Derivative of y=ln^5(sqrt(3x+5))

1. Let $u = \log{\left(\sqrt{3 x + 5} \right)}$.

2. Apply the power rule: $u^{5}$ goes to $5 u^{4}$

3. Then, apply the chain rule. Multiply by $\frac{d}{d x} \log{\left(\sqrt{3 x + 5} \right)}$:

   1. Let $u = \sqrt{3 x + 5}$.

   2. The derivative of $\log{\left(u \right)}$ is $\frac{1}{u}$.

   3. Then, apply the chain rule. Multiply by $\frac{d}{d x} \sqrt{3 x + 5}$:

      1. Let $u = 3 x + 5$.

      2. Apply the power rule: $\sqrt{u}$ goes to $\frac{1}{2 \sqrt{u}}$

      3. Then, apply the chain rule. Multiply by $\frac{d}{d x} \left(3 x + 5\right)$:

         1. Differentiate $3 x + 5$ term by term:

            1. The derivative of a constant times a function is the constant times the derivative of the function.

               1. Apply the power rule: $x$ goes to $1$

               So, the result is: $3$

            2. The derivative of the constant $5$ is zero.
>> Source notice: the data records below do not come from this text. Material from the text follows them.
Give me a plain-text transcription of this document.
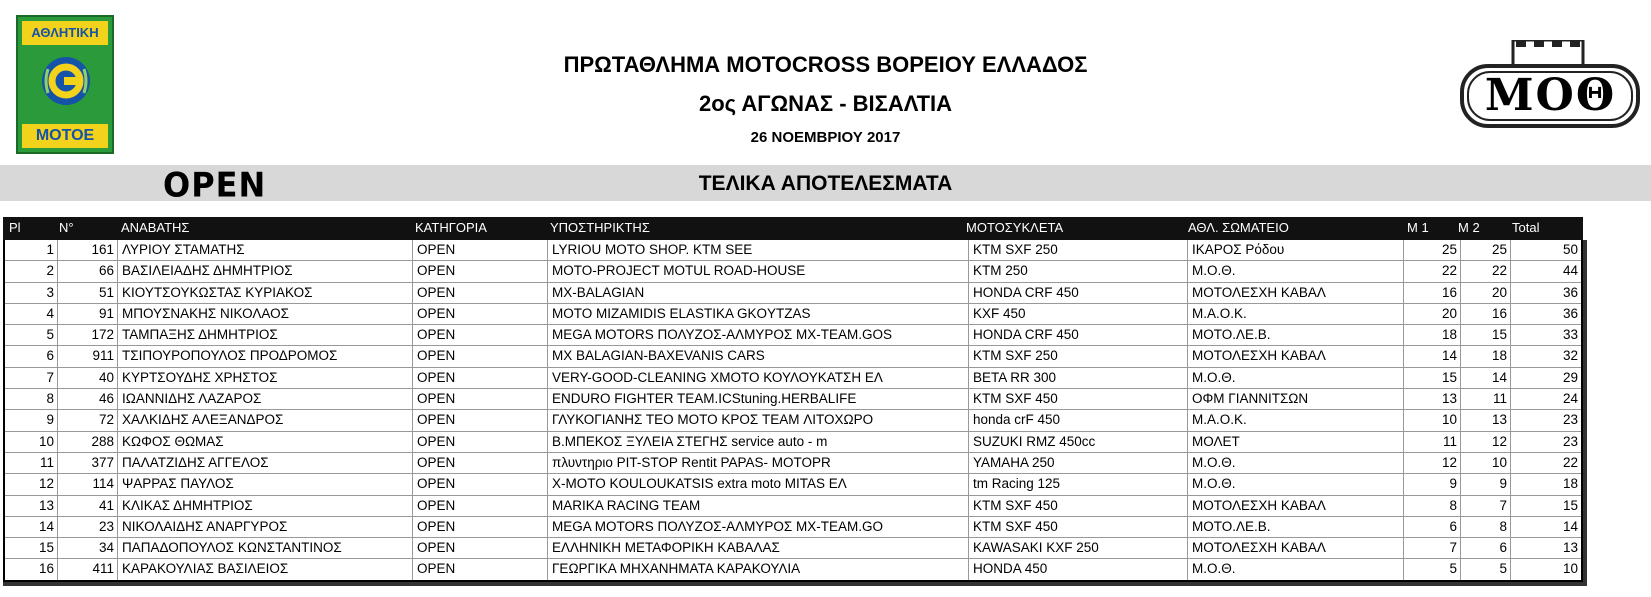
ΑΘΛΗΤΙΚΗ
ΜΟΤΟΕ
ΜΟΘ
ΠΡΩΤΑΘΛΗΜΑ MOTOCROSS ΒΟΡΕΙΟΥ ΕΛΛΑΔΟΣ
2ος ΑΓΩΝΑΣ - ΒΙΣΑΛΤΙΑ
26 ΝΟΕΜΒΡΙΟΥ 2017
OPEN	ΤΕΛΙΚΑ ΑΠΟΤΕΛΕΣΜΑΤΑ
Pl	N°	ΑΝΑΒΑΤΗΣ	ΚΑΤΗΓΟΡΙΑ	ΥΠΟΣΤΗΡΙΚΤΗΣ	ΜΟΤΟΣΥΚΛΕΤΑ	ΑΘΛ. ΣΩΜΑΤΕΙΟ	M 1 M 2 Total
1	161 ΛΥΡΙΟΥ ΣΤΑΜΑΤΗΣ	OPEN	LYRIOU MOTO SHOP. KTM SEE	KTM SXF 250	ΙΚΑΡΟΣ Ρόδου	25	25	50
2	66 ΒΑΣΙΛΕΙΑΔΗΣ ΔΗΜΗΤΡΙΟΣ	OPEN	MOTO-PROJECT MOTUL ROAD-HOUSE	KTM 250	Μ.Ο.Θ.	22	22	44
3	51 ΚΙΟΥΤΣΟΥΚΩΣΤΑΣ ΚΥΡΙΑΚΟΣ	OPEN	MX-BALAGIAN	HONDA CRF 450	ΜΟΤΟΛΕΣΧΗ ΚΑΒΑΛ	16	20	36
4	91 ΜΠΟΥΣΝΑΚΗΣ ΝΙΚΟΛΑΟΣ	OPEN	MOTO MIZAMIDIS ELASTIKA GKOYTZAS	KXF 450	Μ.Α.Ο.Κ.	20	16	36
5	172 ΤΑΜΠΑΞΗΣ ΔΗΜΗΤΡΙΟΣ	OPEN	MEGA MOTORS ΠΟΛΥΖΟΣ-ΑΛΜΥΡΟΣ MX-TEAM.GOS	HONDA CRF 450	ΜΟΤΟ.ΛΕ.Β.	18	15	33
6	911 ΤΣΙΠΟΥΡΟΠΟΥΛΟΣ ΠΡΟΔΡΟΜΟΣ	OPEN	MX BALAGIAN-BAXEVANIS CARS	KTM SXF 250	ΜΟΤΟΛΕΣΧΗ ΚΑΒΑΛ	14	18	32
7	40 ΚΥΡΤΣΟΥΔΗΣ ΧΡΗΣΤΟΣ	OPEN	VERY-GOOD-CLEANING ΧΜΟΤΟ ΚΟΥΛΟΥΚΑΤΣΗ ΕΛ	BETA RR 300	Μ.Ο.Θ.	15	14	29
8	46 ΙΩΑΝΝΙΔΗΣ ΛΑΖΑΡΟΣ	OPEN	ENDURO FIGHTER TEAM.ICStuning.HERBALIFE	KTM SXF 450	ΟΦΜ ΓΙΑΝΝΙΤΣΩΝ	13	11	24
9	72 ΧΑΛΚΙΔΗΣ ΑΛΕΞΑΝΔΡΟΣ	OPEN	ΓΛΥΚΟΓΙΑΝΗΣ ΤΕΟ ΜΟΤΟ ΚΡΟΣ TEAM ΛΙΤΟΧΩΡΟ	honda crF 450	Μ.Α.Ο.Κ.	10	13	23
10	288 ΚΩΦΟΣ ΘΩΜΑΣ	OPEN	Β.ΜΠΕΚΟΣ ΞΥΛΕΙΑ ΣΤΕΓΗΣ service auto - m	SUZUKI RMZ 450cc	ΜΟΛΕΤ	11	12	23
11	377 ΠΑΛΑΤΖΙΔΗΣ ΑΓΓΕΛΟΣ	OPEN	πλυντηριο PIT-STOP Rentit PAPAS- MOTOPR	YAMAHA 250	Μ.Ο.Θ.	12	10	22
12	114 ΨΑΡΡΑΣ ΠΑΥΛΟΣ	OPEN	X-MOTO KOULOUKATSIS extra moto MITAS ΕΛ	tm Racing 125	Μ.Ο.Θ.	9	9	18
13	41 ΚΛΙΚΑΣ ΔΗΜΗΤΡΙΟΣ	OPEN	MARIKA RACING TEAM	KTM SXF 450	ΜΟΤΟΛΕΣΧΗ ΚΑΒΑΛ	8	7	15
14	23 ΝΙΚΟΛΑΙΔΗΣ ΑΝΑΡΓΥΡΟΣ	OPEN	MEGA MOTORS ΠΟΛΥΖΟΣ-ΑΛΜΥΡΟΣ MX-TEAM.GO	KTM SXF 450	ΜΟΤΟ.ΛΕ.Β.	6	8	14
15	34 ΠΑΠΑΔΟΠΟΥΛΟΣ ΚΩΝΣΤΑΝΤΙΝΟΣ	OPEN	ΕΛΛΗΝΙΚΗ ΜΕΤΑΦΟΡΙΚΗ ΚΑΒΑΛΑΣ	KAWASAKI KXF 250	ΜΟΤΟΛΕΣΧΗ ΚΑΒΑΛ	7	6	13
16	411 ΚΑΡΑΚΟΥΛΙΑΣ ΒΑΣΙΛΕΙΟΣ	OPEN	ΓΕΩΡΓΙΚΑ ΜΗΧΑΝΗΜΑΤΑ ΚΑΡΑΚΟΥΛΙΑ	HONDA 450	Μ.Ο.Θ.	5	5	10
            The result is: $3$

         The result of the chain rule is:

         $$\frac{3}{2 \sqrt{3 x + 5}}$$

      The result of the chain rule is:

      $$\frac{3}{2 \left(3 x + 5\right)}$$

   The result of the chain rule is:

   $$\frac{15 \log{\left(\sqrt{3 x + 5} \right)}^{4}}{2 \left(3 x + 5\right)}$$

4. Now simplify:

   $$\frac{15 \log{\left(3 x + 5 \right)}^{4}}{32 \left(3 x + 5\right)}$$

The answer is:

$$\frac{15 \log{\left(3 x + 5 \right)}^{4}}{32 \left(3 x + 5\right)}$$